By Kylie Blanchard 

Submitted photos

“Everything about the F5 Project (F5) is about second chances and opportunities,” Twila Johnson, support staff with F5 in Bismarck, says. “Our past does not have to define our future and we can change at any given moment with the right support and resources.” 

F5 was started in Fargo by Adam Martin, a five-time felon-turned-entrepreneur. 

(left to right) Twila Johnson; Scott College, F5 director of care coordinators; and Adam Martin, F5 founder

“Adam’s story is one of struggles, which included addiction, felonies, and incarceration. In 2016, he was working as a successful businessman but was drawn to the needs of those incarcerated in the Cass County Jail,” Twila says. 

She says Adam started meeting with incarcerated men, which soon developed into F5, named for his five felonies and a keyboard’s F5, or refresh, key. 

Today, the organization has more than 20 employees across North Dakota; care coordinators and peer support specialists in six cities; houses in four cities; and meetings in jails in four counties, the State Penitentiary, and the Missouri and James River Correctional Centers. 

Searching for a Purpose

Twila has been involved with F5 since its inception, having met Adam in early 2016. 

“I was on my own journey in recovery, struggling to find a purpose and looking for a way to give back,” she says. “I reached out to him and we agreed to speak of the extension of F5 in Bismarck. Eventually, I became a part-time employee.” 

One of six support staff with the Bismarck F5 team, Twila is also a full-time nurse. 

“Being involved with F5 has taught me to see the person and not their wrongs,” she says. “We all have a purpose and we all need someone to believe in us to find that purpose.  

“We want to get people connected and keep them connected to services,” she continues. “F5 is another resource to give people a hand up.” 

F5 also participates in the Free Through Recovery Program to provide care coordination and peer support services. 

A Hand Up

Desiray Paradis was first connected with F5 when she needed help most. 

“Twila was there when I needed someone. She believed in me when I needed someone to believe in me,” she says. “Her biggest worry was whether I was in a safe spot.”  

When she was ready to move into her own housing, Desiray says F5 provided the necessary recommendations. 

“They help you to get back into society, but they are not going to do it for you. They give you a belief in yourself and they don’t let you give up.”  

She says getting involved with F5 was lifesaving. 
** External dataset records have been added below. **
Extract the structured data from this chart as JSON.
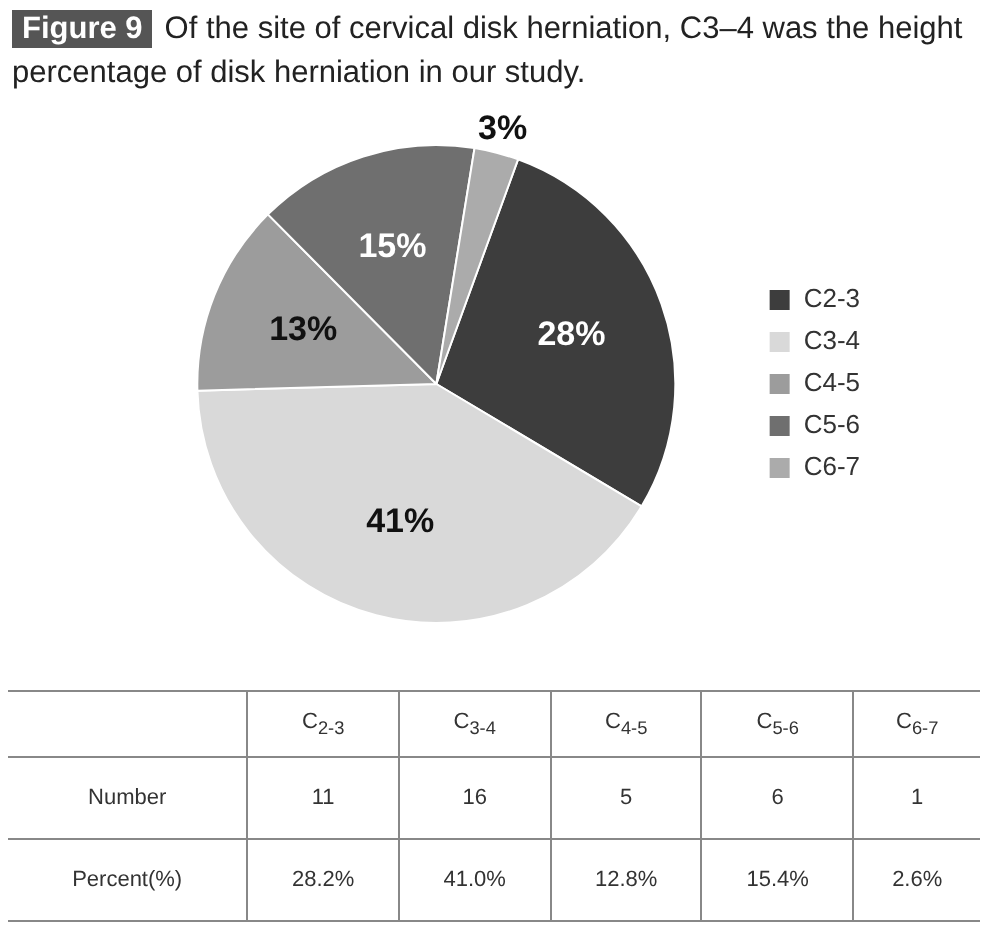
{
  "chart_data": {
    "type": "pie",
    "title": "Figure 9",
    "subtitle": "Of the site of cervical disk herniation, C3–4 was the height percentage of disk herniation in our study.",
    "categories": [
      "C2-3",
      "C3-4",
      "C4-5",
      "C5-6",
      "C6-7"
    ],
    "values": [
      28,
      41,
      13,
      15,
      3
    ],
    "value_labels": [
      "28%",
      "41%",
      "13%",
      "15%",
      "3%"
    ],
    "colors": [
      "#3d3d3d",
      "#d9d9d9",
      "#9c9c9c",
      "#6f6f6f",
      "#ababab"
    ],
    "legend": "right",
    "annotations": [
      "C$_{2-3}$",
      "C$_{3-4}$",
      "C$_{4-5}$",
      "C$_{5-6}$",
      "C$_{6-7}$",
      "Number",
      "11",
      "16",
      "5",
      "6",
      "1",
      "Percent(%)",
      "28.2%",
      "41.0%",
      "12.8%",
      "15.4%",
      "2.6%"
    ]
  }
}
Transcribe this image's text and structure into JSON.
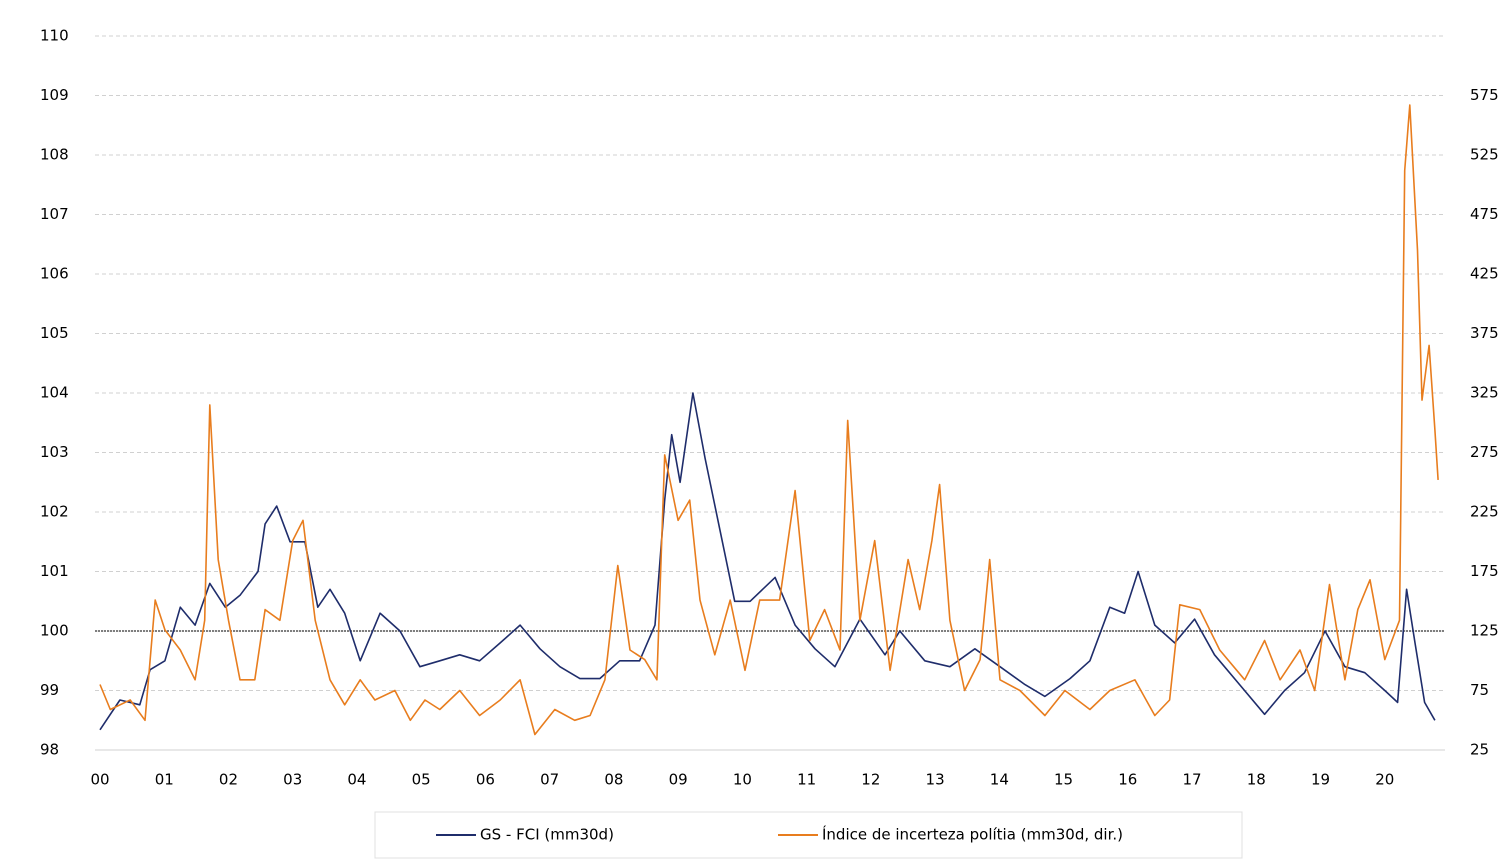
{
  "chart_data": {
    "type": "line",
    "xlim": [
      0,
      21
    ],
    "xticks": [
      {
        "value": 0,
        "label": "00"
      },
      {
        "value": 1,
        "label": "01"
      },
      {
        "value": 2,
        "label": "02"
      },
      {
        "value": 3,
        "label": "03"
      },
      {
        "value": 4,
        "label": "04"
      },
      {
        "value": 5,
        "label": "05"
      },
      {
        "value": 6,
        "label": "06"
      },
      {
        "value": 7,
        "label": "07"
      },
      {
        "value": 8,
        "label": "08"
      },
      {
        "value": 9,
        "label": "09"
      },
      10,
      11,
      12,
      13,
      14,
      15,
      16,
      17,
      18,
      19,
      20
    ],
    "ylim": [
      98,
      110
    ],
    "yticks": [
      98,
      99,
      100,
      101,
      102,
      103,
      104,
      105,
      106,
      107,
      108,
      109,
      110
    ],
    "y2lim": [
      25,
      625
    ],
    "y2ticks": [
      25,
      75,
      125,
      175,
      225,
      275,
      325,
      375,
      425,
      475,
      525,
      575
    ],
    "grid": true,
    "hline": 100,
    "legend": "bottom",
    "series": [
      {
        "name": "GS - FCI (mm30d)",
        "color": "#1f2d6b",
        "x": [
          0,
          0.31,
          0.62,
          0.78,
          1.01,
          1.25,
          1.48,
          1.71,
          1.95,
          2.18,
          2.46,
          2.57,
          2.75,
          2.96,
          3.19,
          3.39,
          3.58,
          3.81,
          4.05,
          4.36,
          4.67,
          4.98,
          5.29,
          5.6,
          5.91,
          6.23,
          6.54,
          6.85,
          7.16,
          7.47,
          7.78,
          8.09,
          8.4,
          8.64,
          8.79,
          8.9,
          9.03,
          9.23,
          9.42,
          9.65,
          9.88,
          10.12,
          10.51,
          10.82,
          11.13,
          11.44,
          11.83,
          12.22,
          12.45,
          12.84,
          13.23,
          13.62,
          14.01,
          14.4,
          14.71,
          15.1,
          15.41,
          15.72,
          15.95,
          16.16,
          16.42,
          16.73,
          17.04,
          17.35,
          17.74,
          18.13,
          18.44,
          18.75,
          19.07,
          19.38,
          19.69,
          20.0,
          20.2,
          20.34,
          20.47,
          20.62,
          20.78
        ],
        "values": [
          98.34,
          98.84,
          98.76,
          99.35,
          99.5,
          100.4,
          100.1,
          100.8,
          100.4,
          100.6,
          101.0,
          101.8,
          102.1,
          101.5,
          101.5,
          100.4,
          100.7,
          100.3,
          99.5,
          100.3,
          100.0,
          99.4,
          99.5,
          99.6,
          99.5,
          99.8,
          100.1,
          99.7,
          99.4,
          99.2,
          99.2,
          99.5,
          99.5,
          100.1,
          102.2,
          103.3,
          102.5,
          104.0,
          102.9,
          101.7,
          100.5,
          100.5,
          100.9,
          100.1,
          99.7,
          99.4,
          100.2,
          99.6,
          100.0,
          99.5,
          99.4,
          99.7,
          99.4,
          99.1,
          98.9,
          99.2,
          99.5,
          100.4,
          100.3,
          101.0,
          100.1,
          99.8,
          100.2,
          99.6,
          99.1,
          98.6,
          99.0,
          99.3,
          100.0,
          99.4,
          99.3,
          99.0,
          98.8,
          100.7,
          99.8,
          98.8,
          98.5
        ]
      },
      {
        "name": "Índice de incerteza polítia (mm30d, dir.)",
        "color": "#e87d1e",
        "axis": "y2",
        "x": [
          0,
          0.16,
          0.47,
          0.7,
          0.86,
          1.01,
          1.25,
          1.48,
          1.63,
          1.71,
          1.84,
          2.0,
          2.18,
          2.41,
          2.57,
          2.8,
          3.0,
          3.16,
          3.35,
          3.58,
          3.81,
          4.05,
          4.28,
          4.59,
          4.83,
          5.06,
          5.29,
          5.6,
          5.91,
          6.23,
          6.54,
          6.77,
          7.08,
          7.39,
          7.63,
          7.86,
          8.06,
          8.25,
          8.48,
          8.67,
          8.79,
          9.0,
          9.18,
          9.34,
          9.57,
          9.81,
          10.04,
          10.27,
          10.58,
          10.82,
          11.05,
          11.28,
          11.52,
          11.64,
          11.83,
          12.06,
          12.3,
          12.58,
          12.76,
          12.95,
          13.07,
          13.23,
          13.46,
          13.7,
          13.85,
          14.01,
          14.32,
          14.71,
          15.02,
          15.41,
          15.72,
          16.11,
          16.42,
          16.65,
          16.81,
          17.12,
          17.43,
          17.82,
          18.13,
          18.37,
          18.68,
          18.91,
          19.14,
          19.38,
          19.58,
          19.77,
          20.0,
          20.23,
          20.31,
          20.39,
          20.51,
          20.58,
          20.69,
          20.78,
          20.83
        ],
        "values": [
          80,
          59,
          67,
          50,
          151,
          126,
          109,
          84,
          134,
          315,
          185,
          134,
          84,
          84,
          143,
          134,
          201,
          218,
          134,
          84,
          63,
          84,
          67,
          75,
          50,
          67,
          59,
          75,
          54,
          67,
          84,
          38,
          59,
          50,
          54,
          84,
          180,
          109,
          101,
          84,
          273,
          218,
          235,
          151,
          105,
          151,
          92,
          151,
          151,
          243,
          117,
          143,
          109,
          302,
          134,
          201,
          92,
          185,
          143,
          201,
          248,
          134,
          75,
          101,
          185,
          84,
          75,
          54,
          75,
          59,
          75,
          84,
          54,
          67,
          147,
          143,
          109,
          84,
          117,
          84,
          109,
          75,
          164,
          84,
          143,
          168,
          101,
          134,
          512,
          567,
          445,
          319,
          365,
          294,
          252
        ]
      }
    ]
  }
}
“When you mess up a lot in life, you don’t have a lot of people to support you. With F5, you are welcomed into a family.”  

Desiray now works full time and volunteers with F5, providing assistance to others and meeting with incarcerated individuals. 

“They help drug addicts, felons, and people who no one else wants to believe in. It has touched so many lives in a positive way.” 

Derick Seney says while incarcerated he met a friend who was involved in F5. After being released, he was inspired to reach out to the organization. 

“There is such a stigma around addiction and incarceration,” he says. “It was a good opportunity to get back on my feet.” 

He relocated to Bismarck and F5 helped him get settled. 

“I surrounded myself with positive people,” Derick says. “What F5 is doing for people in recovery is amazing. These people need this second chance.” 

Derick is now living in his own house and recently started a flooring business. 

“Part of my recovery is going to be serving others and getting my story out there,” he says. “It’s really important that other addicts have hope. I owe F5 everything.”

Twila Johnson, left, and Desiray Paradis, right

F5 is a non-profit 501c(3), which operates on donations and community support. 

“We are always looking for people to share their personal or professional knowledge or message of hope,” Twila says. 

Grateful to Serve

Twila says serving others through F5 has kept her grounded with gratitude and humility. 

“Until I had some wellness in my own recovery, I didn’t realize how much I had taken for granted, how much I was in my own little world, and how much I was trying to fill my inside self with external things,” she says. “Things are just things — that’s it. I can tell myself, with or without all I have, I will be OK. That is the simplest idea that is so far-fetched to someone trying to get back on their feet, but it proves to offer small successes on their journey.”

“Addiction can be a super lonely thing,” adds Derick. “To have others who have gone through it means everything. It’s really important other addicts have hope.” 

Desiray says she is grateful for F5 and her chance to serve others.

 “If you go into F5 with an open mind,” she says. “You are going to believe you can change.”